On June 23, 1913, President Wilson personally appeared before Congress and called public attention to the deficiencies in the existing system of banking and currency in the United States, at the same time urging prompt remedial legislation by the adoption of a bill providing for the establishment of a system of Federal Reserve Banks, designed "to give the business men of this country a banking and currency system by means of which they can make use of the freedom of enterprise and of individual initiative."

"We must have a currency," said the President, "not rigid as now, but readily, elastically responsive to sound credit, the expanding and contracting credits of everyday transactions, the normal ebb and flow of personal and corporate dealings. Our banking laws must mobilize reserves; must not permit the concentration anywhere in a few hands of the monetary resources of the country or their use for speculative purposes in such volume as to hinder or impede or stand in the way of other more legitimate, more fruitful uses. And the control of the system of banking and of issue which our new laws are to set up, must be public, not private, must be vested in the Government itself, so that the banks may be the instruments, not the masters, of business and of individual enterprise and initiative."

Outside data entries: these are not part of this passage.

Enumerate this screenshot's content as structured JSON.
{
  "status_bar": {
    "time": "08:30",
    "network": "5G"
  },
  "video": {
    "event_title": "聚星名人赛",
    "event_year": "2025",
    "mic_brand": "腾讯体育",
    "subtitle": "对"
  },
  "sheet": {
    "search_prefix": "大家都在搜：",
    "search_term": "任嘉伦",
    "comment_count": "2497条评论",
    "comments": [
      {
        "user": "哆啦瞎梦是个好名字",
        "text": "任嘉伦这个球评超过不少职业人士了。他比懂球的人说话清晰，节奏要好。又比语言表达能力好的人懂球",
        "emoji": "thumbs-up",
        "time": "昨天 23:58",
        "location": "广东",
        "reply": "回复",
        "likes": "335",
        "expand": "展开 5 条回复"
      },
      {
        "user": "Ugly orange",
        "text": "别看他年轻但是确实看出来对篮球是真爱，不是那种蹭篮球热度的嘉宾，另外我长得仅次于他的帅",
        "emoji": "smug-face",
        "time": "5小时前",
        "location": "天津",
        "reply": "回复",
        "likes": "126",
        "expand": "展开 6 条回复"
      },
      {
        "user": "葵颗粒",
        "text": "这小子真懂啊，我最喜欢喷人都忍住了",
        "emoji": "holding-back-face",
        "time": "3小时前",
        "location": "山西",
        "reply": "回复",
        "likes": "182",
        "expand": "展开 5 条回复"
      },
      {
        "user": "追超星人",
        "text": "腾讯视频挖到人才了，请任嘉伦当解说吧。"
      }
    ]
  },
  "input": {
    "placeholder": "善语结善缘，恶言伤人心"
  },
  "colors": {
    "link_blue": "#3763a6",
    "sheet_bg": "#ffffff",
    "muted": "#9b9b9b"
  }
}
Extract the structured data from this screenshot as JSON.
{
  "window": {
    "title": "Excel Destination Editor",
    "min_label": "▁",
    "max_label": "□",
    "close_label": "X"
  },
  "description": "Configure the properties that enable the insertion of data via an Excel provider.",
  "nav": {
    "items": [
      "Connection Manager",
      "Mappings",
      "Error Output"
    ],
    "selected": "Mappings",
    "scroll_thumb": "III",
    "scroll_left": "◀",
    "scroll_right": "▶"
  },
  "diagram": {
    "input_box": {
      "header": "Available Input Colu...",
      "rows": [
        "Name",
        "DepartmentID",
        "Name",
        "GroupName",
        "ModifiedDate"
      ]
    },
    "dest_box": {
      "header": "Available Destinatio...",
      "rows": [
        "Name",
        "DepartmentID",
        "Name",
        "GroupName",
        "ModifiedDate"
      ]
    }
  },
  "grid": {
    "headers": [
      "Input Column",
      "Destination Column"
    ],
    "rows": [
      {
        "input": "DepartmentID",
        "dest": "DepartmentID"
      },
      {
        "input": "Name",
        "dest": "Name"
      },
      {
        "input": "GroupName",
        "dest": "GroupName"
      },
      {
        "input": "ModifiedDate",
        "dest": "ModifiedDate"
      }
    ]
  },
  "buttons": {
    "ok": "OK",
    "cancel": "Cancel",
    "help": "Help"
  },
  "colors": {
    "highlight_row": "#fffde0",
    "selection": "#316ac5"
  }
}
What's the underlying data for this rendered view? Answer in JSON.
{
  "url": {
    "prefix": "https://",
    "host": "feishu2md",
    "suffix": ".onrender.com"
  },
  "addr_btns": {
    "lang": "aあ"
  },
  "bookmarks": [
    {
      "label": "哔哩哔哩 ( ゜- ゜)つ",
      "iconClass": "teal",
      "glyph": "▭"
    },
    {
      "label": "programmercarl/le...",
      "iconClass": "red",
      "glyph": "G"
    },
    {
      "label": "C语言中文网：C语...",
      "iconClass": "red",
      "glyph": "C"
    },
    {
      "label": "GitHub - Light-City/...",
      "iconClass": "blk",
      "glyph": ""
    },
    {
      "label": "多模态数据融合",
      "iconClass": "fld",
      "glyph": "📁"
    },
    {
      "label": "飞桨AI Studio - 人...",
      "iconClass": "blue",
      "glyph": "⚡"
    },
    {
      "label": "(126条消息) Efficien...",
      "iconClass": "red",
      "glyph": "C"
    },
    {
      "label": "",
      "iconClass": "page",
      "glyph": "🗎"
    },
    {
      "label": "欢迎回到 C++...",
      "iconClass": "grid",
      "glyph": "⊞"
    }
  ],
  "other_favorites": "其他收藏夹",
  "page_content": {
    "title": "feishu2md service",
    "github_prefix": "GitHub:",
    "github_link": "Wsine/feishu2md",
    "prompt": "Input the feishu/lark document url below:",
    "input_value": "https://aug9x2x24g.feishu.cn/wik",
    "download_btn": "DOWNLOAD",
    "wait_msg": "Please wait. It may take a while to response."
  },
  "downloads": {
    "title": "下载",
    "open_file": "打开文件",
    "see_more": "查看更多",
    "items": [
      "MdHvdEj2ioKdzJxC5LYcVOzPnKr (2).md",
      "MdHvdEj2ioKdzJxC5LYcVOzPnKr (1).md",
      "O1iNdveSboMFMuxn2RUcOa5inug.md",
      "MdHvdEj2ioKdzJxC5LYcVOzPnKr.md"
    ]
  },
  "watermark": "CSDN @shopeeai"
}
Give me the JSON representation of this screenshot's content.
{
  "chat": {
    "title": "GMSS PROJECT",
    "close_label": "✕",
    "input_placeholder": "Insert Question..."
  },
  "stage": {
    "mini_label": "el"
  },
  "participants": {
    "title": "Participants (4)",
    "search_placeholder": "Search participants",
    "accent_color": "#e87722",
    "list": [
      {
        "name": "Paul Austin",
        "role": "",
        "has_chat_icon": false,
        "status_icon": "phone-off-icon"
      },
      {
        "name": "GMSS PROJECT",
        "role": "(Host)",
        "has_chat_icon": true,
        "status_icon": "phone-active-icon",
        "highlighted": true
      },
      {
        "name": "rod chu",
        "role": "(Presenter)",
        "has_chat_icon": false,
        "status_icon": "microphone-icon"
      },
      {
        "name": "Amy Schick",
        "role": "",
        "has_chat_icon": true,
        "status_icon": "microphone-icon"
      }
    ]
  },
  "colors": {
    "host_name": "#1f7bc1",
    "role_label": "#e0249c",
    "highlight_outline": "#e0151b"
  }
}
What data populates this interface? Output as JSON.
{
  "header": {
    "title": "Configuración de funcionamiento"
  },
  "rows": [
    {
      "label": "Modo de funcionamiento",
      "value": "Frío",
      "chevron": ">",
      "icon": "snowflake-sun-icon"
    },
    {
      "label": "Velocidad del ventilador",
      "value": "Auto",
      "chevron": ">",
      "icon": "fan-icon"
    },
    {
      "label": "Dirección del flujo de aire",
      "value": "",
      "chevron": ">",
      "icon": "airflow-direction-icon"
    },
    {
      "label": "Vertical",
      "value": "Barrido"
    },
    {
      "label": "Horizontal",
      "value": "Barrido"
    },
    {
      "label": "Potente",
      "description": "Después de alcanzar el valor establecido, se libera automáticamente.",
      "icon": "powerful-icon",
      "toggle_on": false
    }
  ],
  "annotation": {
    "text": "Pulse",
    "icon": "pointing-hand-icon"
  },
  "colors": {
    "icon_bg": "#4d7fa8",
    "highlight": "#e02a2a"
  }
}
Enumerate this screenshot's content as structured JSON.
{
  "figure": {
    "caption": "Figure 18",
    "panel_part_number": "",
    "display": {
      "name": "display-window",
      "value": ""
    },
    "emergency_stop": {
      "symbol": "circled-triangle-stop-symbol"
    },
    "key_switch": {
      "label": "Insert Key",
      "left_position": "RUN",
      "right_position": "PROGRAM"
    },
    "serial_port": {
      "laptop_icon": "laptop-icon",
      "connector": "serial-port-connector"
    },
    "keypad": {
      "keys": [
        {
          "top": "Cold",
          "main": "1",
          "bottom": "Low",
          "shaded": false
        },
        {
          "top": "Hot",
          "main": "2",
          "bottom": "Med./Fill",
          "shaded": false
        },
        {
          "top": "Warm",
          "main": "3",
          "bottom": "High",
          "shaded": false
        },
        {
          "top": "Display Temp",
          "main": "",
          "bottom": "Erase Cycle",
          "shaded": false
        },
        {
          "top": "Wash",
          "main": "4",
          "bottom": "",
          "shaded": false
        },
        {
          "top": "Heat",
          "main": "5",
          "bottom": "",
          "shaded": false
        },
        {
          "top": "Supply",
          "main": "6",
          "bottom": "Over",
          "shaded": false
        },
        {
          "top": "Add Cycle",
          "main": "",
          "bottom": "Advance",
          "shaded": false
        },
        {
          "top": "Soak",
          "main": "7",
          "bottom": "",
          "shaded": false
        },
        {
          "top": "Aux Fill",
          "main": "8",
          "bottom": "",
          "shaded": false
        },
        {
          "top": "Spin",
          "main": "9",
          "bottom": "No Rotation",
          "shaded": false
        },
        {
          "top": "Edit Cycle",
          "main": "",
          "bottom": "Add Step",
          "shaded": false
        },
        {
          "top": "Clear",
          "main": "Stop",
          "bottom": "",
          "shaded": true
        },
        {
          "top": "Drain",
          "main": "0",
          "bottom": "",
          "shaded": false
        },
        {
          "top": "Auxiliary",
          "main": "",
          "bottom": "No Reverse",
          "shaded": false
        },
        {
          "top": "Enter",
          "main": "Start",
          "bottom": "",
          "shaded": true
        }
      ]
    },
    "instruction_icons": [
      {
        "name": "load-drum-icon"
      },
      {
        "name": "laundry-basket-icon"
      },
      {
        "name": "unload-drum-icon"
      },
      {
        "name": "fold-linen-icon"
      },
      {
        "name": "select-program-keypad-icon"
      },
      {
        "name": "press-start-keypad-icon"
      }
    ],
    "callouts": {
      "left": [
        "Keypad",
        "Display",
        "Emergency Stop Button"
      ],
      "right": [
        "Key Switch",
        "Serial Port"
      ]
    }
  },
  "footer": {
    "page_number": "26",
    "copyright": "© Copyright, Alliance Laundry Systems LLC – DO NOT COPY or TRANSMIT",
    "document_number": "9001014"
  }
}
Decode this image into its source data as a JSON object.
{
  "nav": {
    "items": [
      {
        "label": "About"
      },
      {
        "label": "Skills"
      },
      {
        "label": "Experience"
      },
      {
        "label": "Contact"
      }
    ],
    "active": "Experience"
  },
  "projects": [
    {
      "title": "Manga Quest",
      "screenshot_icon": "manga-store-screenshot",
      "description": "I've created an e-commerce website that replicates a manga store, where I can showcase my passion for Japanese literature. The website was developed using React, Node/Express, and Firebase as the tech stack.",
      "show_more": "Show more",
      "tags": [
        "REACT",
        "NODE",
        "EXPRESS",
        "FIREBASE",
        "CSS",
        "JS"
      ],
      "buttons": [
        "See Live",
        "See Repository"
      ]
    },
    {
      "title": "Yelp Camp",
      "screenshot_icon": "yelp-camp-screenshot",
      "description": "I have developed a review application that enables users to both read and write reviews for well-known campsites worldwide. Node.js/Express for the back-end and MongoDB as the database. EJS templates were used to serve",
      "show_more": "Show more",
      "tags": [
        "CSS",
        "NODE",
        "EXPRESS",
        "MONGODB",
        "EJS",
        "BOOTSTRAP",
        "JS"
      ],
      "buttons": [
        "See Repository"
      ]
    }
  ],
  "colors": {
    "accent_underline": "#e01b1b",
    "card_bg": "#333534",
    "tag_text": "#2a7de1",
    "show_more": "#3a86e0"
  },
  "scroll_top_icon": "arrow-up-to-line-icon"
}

Congress took prompt action, following this message, and the Federal Reserve Bank Act became the law of the land by the signature of the President, on December 23, 1913. It provided for the establishment of not less than eight and not more than twelve Federal Reserve Banks, and on November 16, 1914, twelve such banks were accordingly established and began operation in the following cities, which had been selected as the Reserve cities for the twelve Reserve Districts established under the law:

District No. 1, Boston, Mass.; No. 2, New York, N. Y.; No. 3, Philadelphia, Pa.; No. 4, Cleveland, O.; No. 5, Richmond, Va.; No. 6, Atlanta, Ga.; No. 7, Chicago, 111.; No. 8, St. Louis, Mo.; No. 9, Minneapolis, Minn.; No. 10, Kansas City, Mo.; No. 11, Dallas, Texas; No. 12, San Francisco, Cal.